Über ein Praktikum im Kreiskrankenhaus St. Ingbert lernte sie Deutsch. „Als am Anfang eine Kollegin mit mir geredet hat, wusste ich oft nicht, ob das ein Fachbegriff oder Deutsch ist." Ein paar Jahre arbeitete sie als Pflegehelferin, bis sie eine dreijährige Ausbildung zur examinierten Gesundheits- und Krankenpflegerin erfolgreich absolvierte. Als es 2017 zu einem Streik gegen den Pflegenotstand am St. Ingberter Kreiskrankenhaus kommt, ist das Verdi-Mitglied ganz vorne mit dabei. Ein Jahr später wechselte sie an die Sulzbacher Knappschaftsklinik. Als aktive Teamdelegierte für ihre Station und für einen Funktionsbereich vertritt sie nach außen die Interessen und Belange der Pflegekräfte. „Mir ist sehr wichtig, dass an den Krankenhäusern mehr Pflegepersonal eingestellt wird, der Pflegeberuf mehr Wertschätzung erfährt und attraktiver wird", sagt sie. Zudem müssten sie und ihre Kollegen immer mehr Aufgaben übernehmen, für die sie eigentlich nicht zuständig sind. So muss ihre Station im Wechsel mit anderen in der Pandemie-Zeit die Triage am Eingang der Klinik übernehmen. Dabei wird unter anderem ankommenden Patienten die Körpertemperatur gemessen und Patienten begleitet.

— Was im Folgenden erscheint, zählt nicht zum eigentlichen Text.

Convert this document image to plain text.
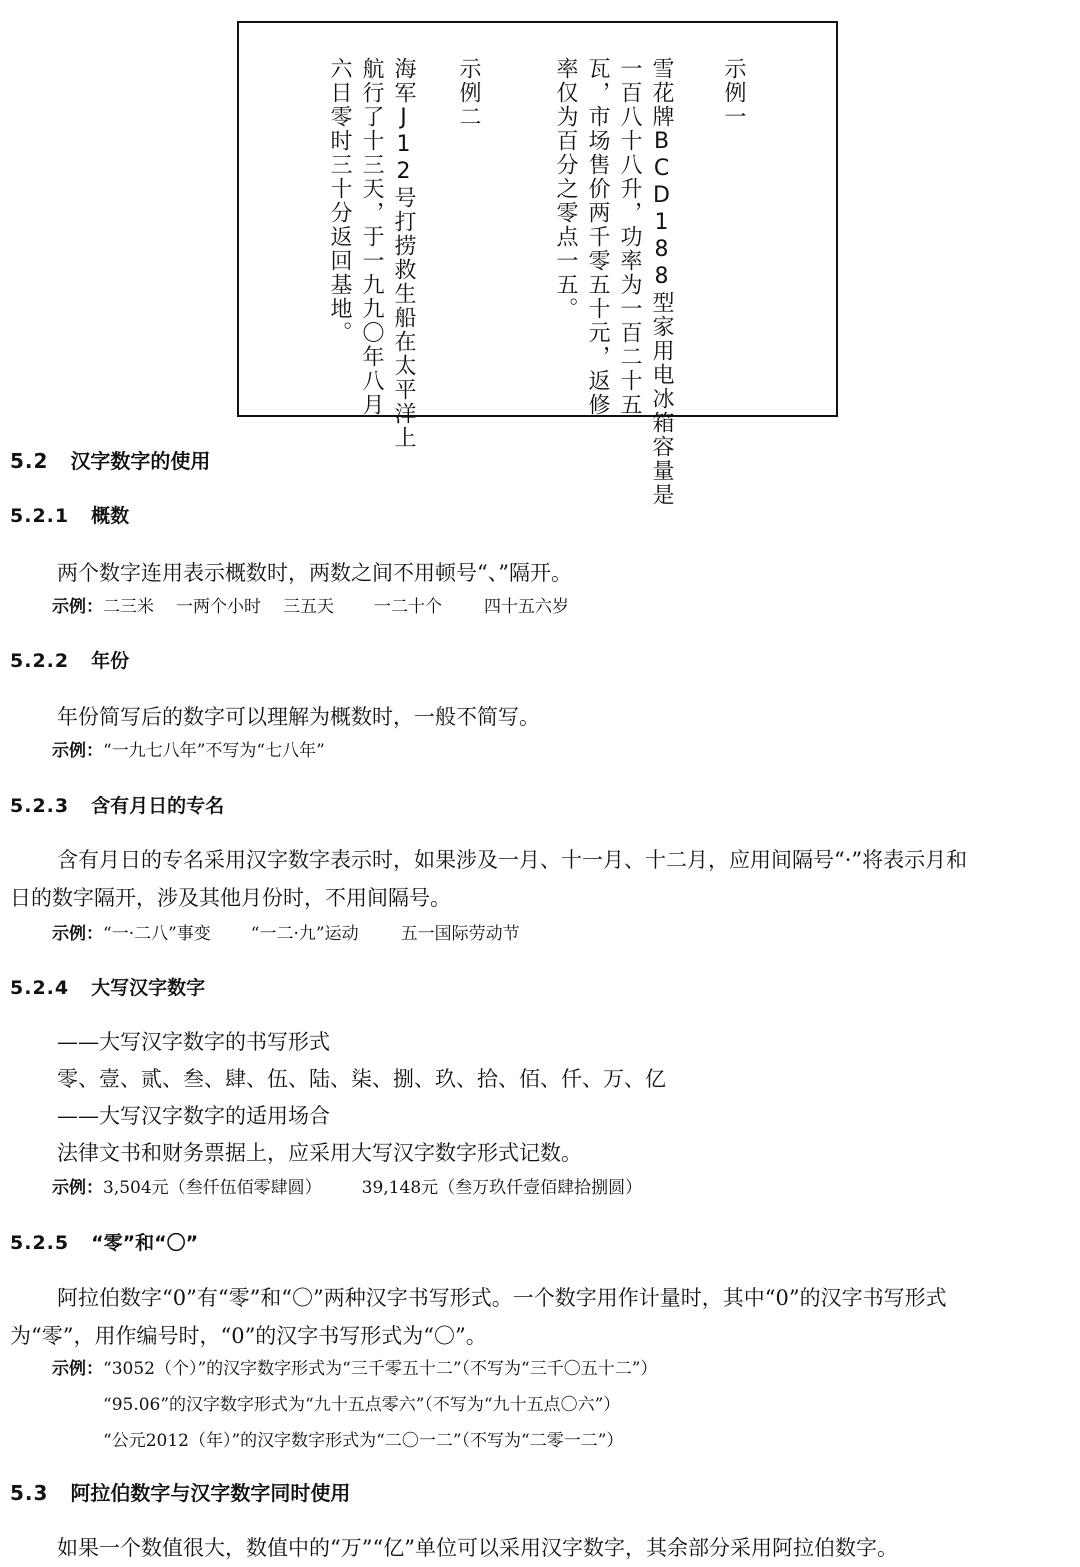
示例一
雪花牌BCD188型家用电冰箱容量是
一百八十八升，功率为一百二十五
瓦，市场售价两千零五十元，返修
率仅为百分之零点一五。
示例二
海军J12号打捞救生船在太平洋上
航行了十三天，于一九九〇年八月
六日零时三十分返回基地。
5.2 汉字数字的使用
5.2.1 概数
两个数字连用表示概数时，两数之间不用顿号“、”隔开。
示例：二三米 一两个小时 三五天 一二十个 四十五六岁
5.2.2 年份
年份简写后的数字可以理解为概数时，一般不简写。
示例：“一九七八年”不写为“七八年”
5.2.3 含有月日的专名
含有月日的专名采用汉字数字表示时，如果涉及一月、十一月、十二月，应用间隔号“·”将表示月和
日的数字隔开，涉及其他月份时，不用间隔号。
示例：“一·二八”事变 “一二·九”运动 五一国际劳动节
5.2.4 大写汉字数字
——大写汉字数字的书写形式
零、壹、贰、叁、肆、伍、陆、柒、捌、玖、拾、佰、仟、万、亿
——大写汉字数字的适用场合
法律文书和财务票据上，应采用大写汉字数字形式记数。
示例：3,504元（叁仟伍佰零肆圆） 39,148元（叁万玖仟壹佰肆拾捌圆）
5.2.5 “零”和“〇”
阿拉伯数字“0”有“零”和“〇”两种汉字书写形式。一个数字用作计量时，其中“0”的汉字书写形式
为“零”，用作编号时，“0”的汉字书写形式为“〇”。
示例：“3052（个）”的汉字数字形式为“三千零五十二”（不写为“三千〇五十二”）
“95.06”的汉字数字形式为“九十五点零六”（不写为“九十五点〇六”）
“公元2012（年）”的汉字数字形式为“二〇一二”（不写为“二零一二”）
5.3 阿拉伯数字与汉字数字同时使用
如果一个数值很大，数值中的“万”“亿”单位可以采用汉字数字，其余部分采用阿拉伯数字。
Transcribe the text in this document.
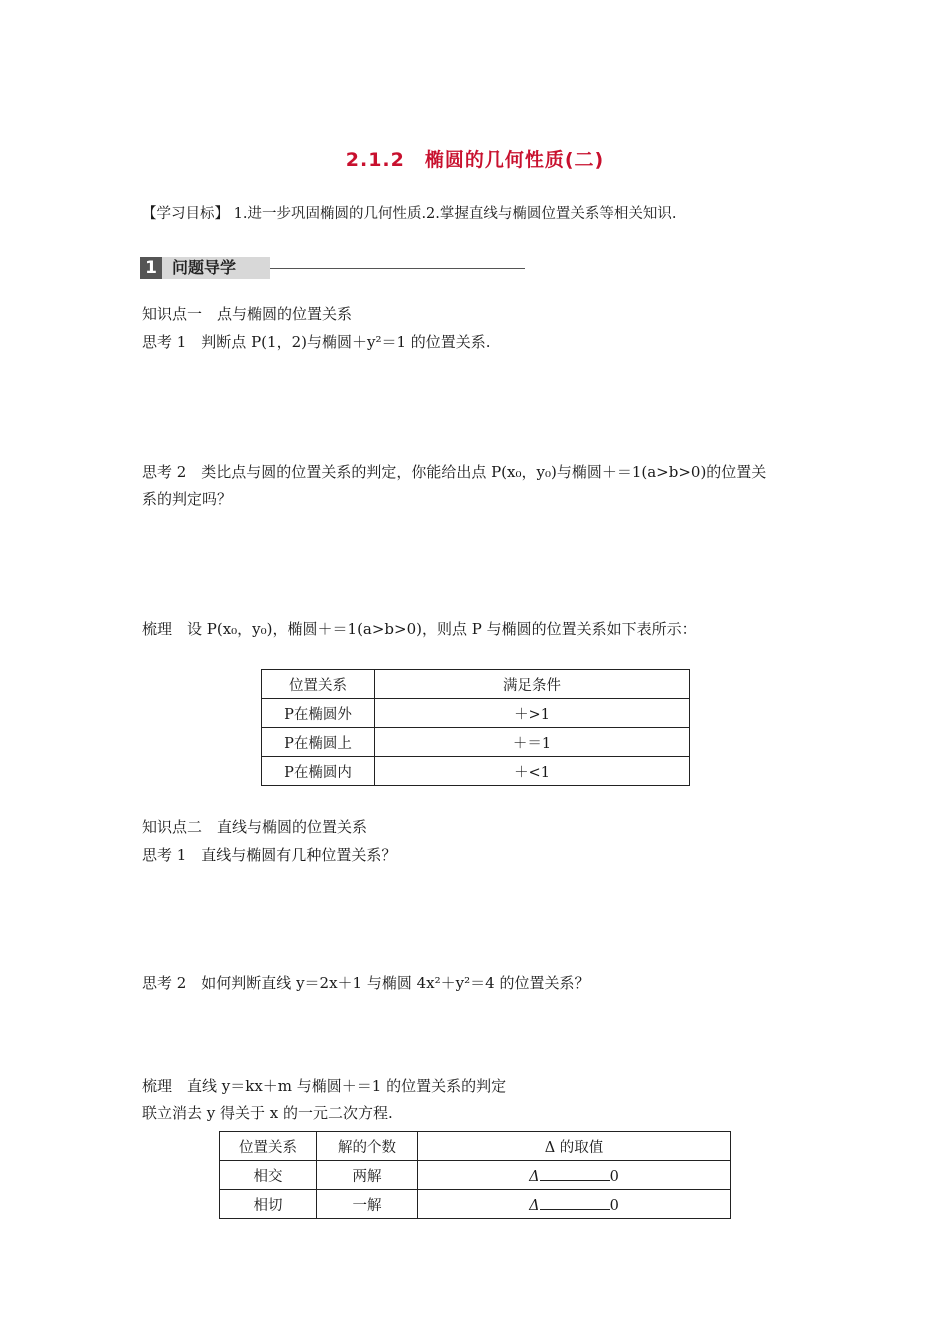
2.1.2　椭圆的几何性质(二)
【学习目标】 1.进一步巩固椭圆的几何性质.2.掌握直线与椭圆位置关系等相关知识.
1 问题导学
知识点一　点与椭圆的位置关系
思考 1　判断点 P(1，2)与椭圆＋y²＝1 的位置关系.
思考 2　类比点与圆的位置关系的判定，你能给出点 P(x₀，y₀)与椭圆＋＝1(a>b>0)的位置关
系的判定吗？
梳理　设 P(x₀，y₀)，椭圆＋＝1(a>b>0)，则点 P 与椭圆的位置关系如下表所示：
位置关系	满足条件
P在椭圆外	＋>1
P在椭圆上	＋＝1
P在椭圆内	＋<1
知识点二　直线与椭圆的位置关系
思考 1　直线与椭圆有几种位置关系？
思考 2　如何判断直线 y＝2x＋1 与椭圆 4x²＋y²＝4 的位置关系？
梳理　直线 y＝kx＋m 与椭圆＋＝1 的位置关系的判定
联立消去 y 得关于 x 的一元二次方程.
位置关系	解的个数	Δ 的取值
相交	两解	Δ 0
相切	一解	Δ 0
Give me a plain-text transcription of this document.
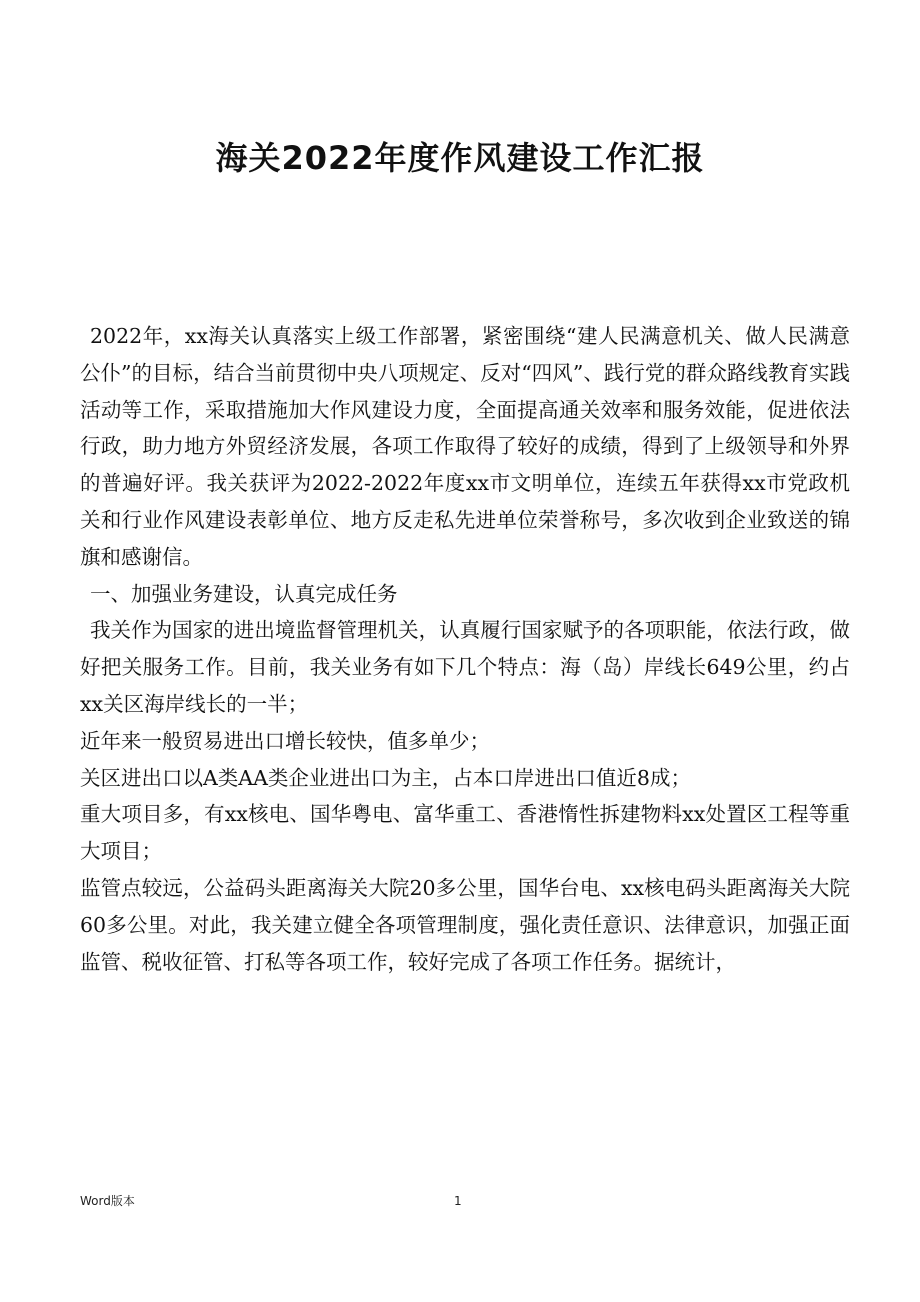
海关2022年度作风建设工作汇报

2022年，xx海关认真落实上级工作部署，紧密围绕“建人民满意机关、做人民满意公仆”的目标，结合当前贯彻中央八项规定、反对“四风”、践行党的群众路线教育实践活动等工作，采取措施加大作风建设力度，全面提高通关效率和服务效能，促进依法行政，助力地方外贸经济发展，各项工作取得了较好的成绩，得到了上级领导和外界的普遍好评。我关获评为2022-2022年度xx市文明单位，连续五年获得xx市党政机关和行业作风建设表彰单位、地方反走私先进单位荣誉称号，多次收到企业致送的锦旗和感谢信。

一、加强业务建设，认真完成任务

我关作为国家的进出境监督管理机关，认真履行国家赋予的各项职能，依法行政，做好把关服务工作。目前，我关业务有如下几个特点：海（岛）岸线长649公里，约占xx关区海岸线长的一半；

近年来一般贸易进出口增长较快，值多单少；

关区进出口以A类AA类企业进出口为主，占本口岸进出口值近8成；

重大项目多，有xx核电、国华粤电、富华重工、香港惰性拆建物料xx处置区工程等重大项目；

监管点较远，公益码头距离海关大院20多公里，国华台电、xx核电码头距离海关大院60多公里。对此，我关建立健全各项管理制度，强化责任意识、法律意识，加强正面监管、税收征管、打私等各项工作，较好完成了各项工作任务。据统计，

Word版本	1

Erst 2003 schafft sie es, sich von ihrem Mann scheiden zu lassen. „Im Iran haben nur Männer das Recht, sich von ihren Frauen scheiden zu lassen. Nur, wenn der Mann psychisch schwer krank oder massiv drogenabhängig ist, darf das auch eine Frau tun." Nur eine doppelte Staatsbürgerschaft kann sie aus diesem Dilemma befreien und sie sich so ihrem Mann endgültig entziehen. Mehrfach schrieb sie Briefe an Behörden, möchte die doppelte Staatsbürgerschaft beantragen, doch immer wieder wurde sie vertröstet.
2002 wurde Amaneh Abedian die doppelte Staatsbürgerschaft zuerkannt. Nach der Scheidung schikanierte ihr Ex-Mann sie monatelang, belästigte sie mit Anrufen, drohte ihr sogar damit, sie umbringen zu lassen. Auch wenn sie heute manchmal noch Angst hat, von ihrem Ex-Mann verfolgt zu werden, ist sie eine selbstbewusste, starke Frau und Mutter einer 34-jährigen Tochter: „Für mein Leben brauche ich Demokratie und Freiheit."